KIT-HYD / bridget

Evapotranspiration toolbox
https://KIT-HYD.github.io/bridget
0 stars 0 forks source link

Update read.py #6

Closed AlexDo1 closed 4 years ago

AlexDo1 commented 4 years ago

Added na_values (probably not the best way, but the only way I could get it running), resulting in the error: ValueError: Length mismatch: Expected axis has 54 elements, new values have 61 elements when using the read_TK2_file function to read in a csv file (as Mirko expected).

mmaelicke commented 4 years ago

If you can't make my changes work, just let me know and I will work on it

AlexDo1 commented 4 years ago

The changes for the usage of kwargs already work.

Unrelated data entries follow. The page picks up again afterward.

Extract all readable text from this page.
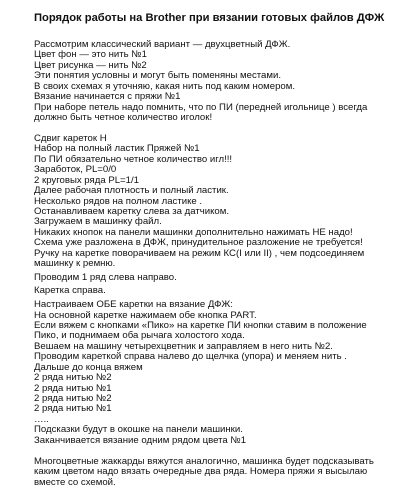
Порядок работы на Brother при вязании готовых файлов ДФЖ
Рассмотрим классический вариант — двухцветный ДФЖ.
Цвет фон — это нить №1
Цвет рисунка — нить №2
Эти понятия условны и могут быть поменяны местами.
В своих схемах я уточняю, какая нить под каким номером.
Вязание начинается с пряжи №1
При наборе петель надо помнить, что по ПИ (передней игольнице ) всегда
должно быть четное количество иголок!
Сдвиг кареток Н
Набор на полный ластик Пряжей №1
По ПИ обязательно четное количество игл!!!
Заработок, PL=0/0
2 круговых ряда PL=1/1
Далее рабочая плотность и полный ластик.
Несколько рядов на полном ластике .
Останавливаем каретку слева за датчиком.
Загружаем в машинку файл.
Никаких кнопок на панели машинки дополнительно нажимать НЕ надо!
Схема уже разложена в ДФЖ, принудительное разложение не требуется!
Ручку на каретке поворачиваем на режим КС(I или II) , чем подсоединяем
машинку к ремню.
Проводим 1 ряд слева направо.
Каретка справа.
Настраиваем ОБЕ каретки на вязание ДФЖ:
На основной каретке нажимаем обе кнопка PART.
Если вяжем с кнопками «Пико» на каретке ПИ кнопки ставим в положение
Пико, и поднимаем оба рычага холостого хода.
Вешаем на машину четырехцветник и заправляем в него нить №2.
Проводим кареткой справа налево до щелчка (упора) и меняем нить .
Дальше до конца вяжем
2 ряда нитью №2
2 ряда нитью №1
2 ряда нитью №2
2 ряда нитью №1
…..
Подсказки будут в окошке на панели машинки.
Заканчивается вязание одним рядом цвета №1
Многоцветные жаккарды вяжутся аналогично, машинка будет подсказывать
каким цветом надо вязать очередные два ряда. Номера пряжи я высылаю
вместе со схемой.
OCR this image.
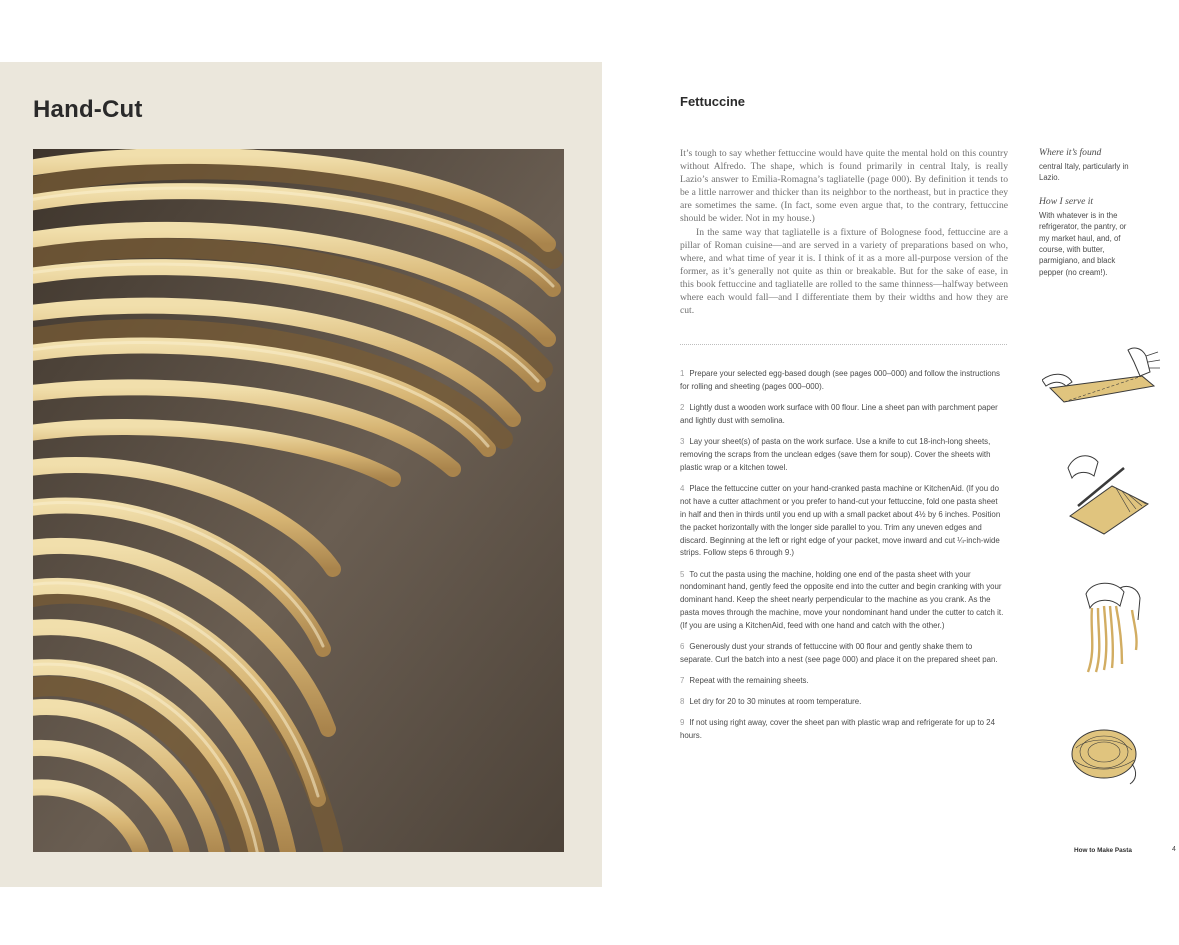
Hand-Cut	Fettuccine

It’s tough to say whether fettuccine would have quite the mental hold on this country without Alfredo. The shape, which is found primarily in central Italy, is really Lazio’s answer to Emilia-Romagna’s tagliatelle (page 000). By definition it tends to be a little narrower and thicker than its neighbor to the northeast, but in practice they are sometimes the same. (In fact, some even argue that, to the contrary, fettuccine should be wider. Not in my house.)

In the same way that tagliatelle is a fixture of Bolognese food, fettuccine are a pillar of Roman cuisine—and are served in a variety of preparations based on who, where, and what time of year it is. I think of it as a more all-purpose version of the former, as it’s generally not quite as thin or breakable. But for the sake of ease, in this book fettuccine and tagliatelle are rolled to the same thinness—halfway between where each would fall—and I differentiate them by their widths and how they are cut.

Where it’s found

central Italy, particularly in Lazio.

How I serve it

With whatever is in the refrigerator, the pantry, or my market haul, and, of course, with butter, parmigiano, and black pepper (no cream!).

1 Prepare your selected egg-based dough (see pages 000–000) and follow the instructions for rolling and sheeting (pages 000–000).
2 Lightly dust a wooden work surface with 00 flour. Line a sheet pan with parchment paper and lightly dust with semolina.
3 Lay your sheet(s) of pasta on the work surface. Use a knife to cut 18-inch-long sheets, removing the scraps from the unclean edges (save them for soup). Cover the sheets with plastic wrap or a kitchen towel.
4 Place the fettuccine cutter on your hand-cranked pasta machine or KitchenAid. (If you do not have a cutter attachment or you prefer to hand-cut your fettuccine, fold one pasta sheet in half and then in thirds until you end up with a small packet about 4½ by 6 inches. Position the packet horizontally with the longer side parallel to you. Trim any uneven edges and discard. Beginning at the left or right edge of your packet, move inward and cut ¼-inch-wide strips. Follow steps 6 through 9.)
5 To cut the pasta using the machine, holding one end of the pasta sheet with your nondominant hand, gently feed the opposite end into the cutter and begin cranking with your dominant hand. Keep the sheet nearly perpendicular to the machine as you crank. As the pasta moves through the machine, move your nondominant hand under the cutter to catch it. (If you are using a KitchenAid, feed with one hand and catch with the other.)
6 Generously dust your strands of fettuccine with 00 flour and gently shake them to separate. Curl the batch into a nest (see page 000) and place it on the prepared sheet pan.
7 Repeat with the remaining sheets.
8 Let dry for 20 to 30 minutes at room temperature.
9 If not using right away, cover the sheet pan with plastic wrap and refrigerate for up to 24 hours.
How to Make Pasta	4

We are losing the columns with this line of code: data.dropna(axis=1, how='all', inplace=True) as some columns only consist of the number -9999.9003906 (replaced with NaN before) and so they are considered empty and are droped which leads to a mismatch with the given standard header values. Commenting out the dropna line leads to the same error as we have an empty last column in the raw data which has to be dropped, otherwise we have a column too much.

An easy workaround would be to delete the empty last column in the raw data but if this is a problem with all the expected input data files I should code soemthing that does that automatically.

mmaelicke commented 4 years ago

Yes, I would prefer the

code something that does that automatically

solution. Have you checked which columns are affected? Maybe we actually have to split them into mandatory and optional default columns.

mmaelicke commented 4 years ago

Could work like:

  1. Expand the default columns file with that 'NAN column', to make import and column header merging work.

  2. Remove the dropna line

  3. Explicitly drop the NAN column and import the others with possible NaN values

  4. If strict=True, drop all columns that have NA and check if the columns array is still correct.

AlexDo1 commented 4 years ago

Updated read.py and the default column file. By deleting the na_column at the end of _reader should make strict=True work like before.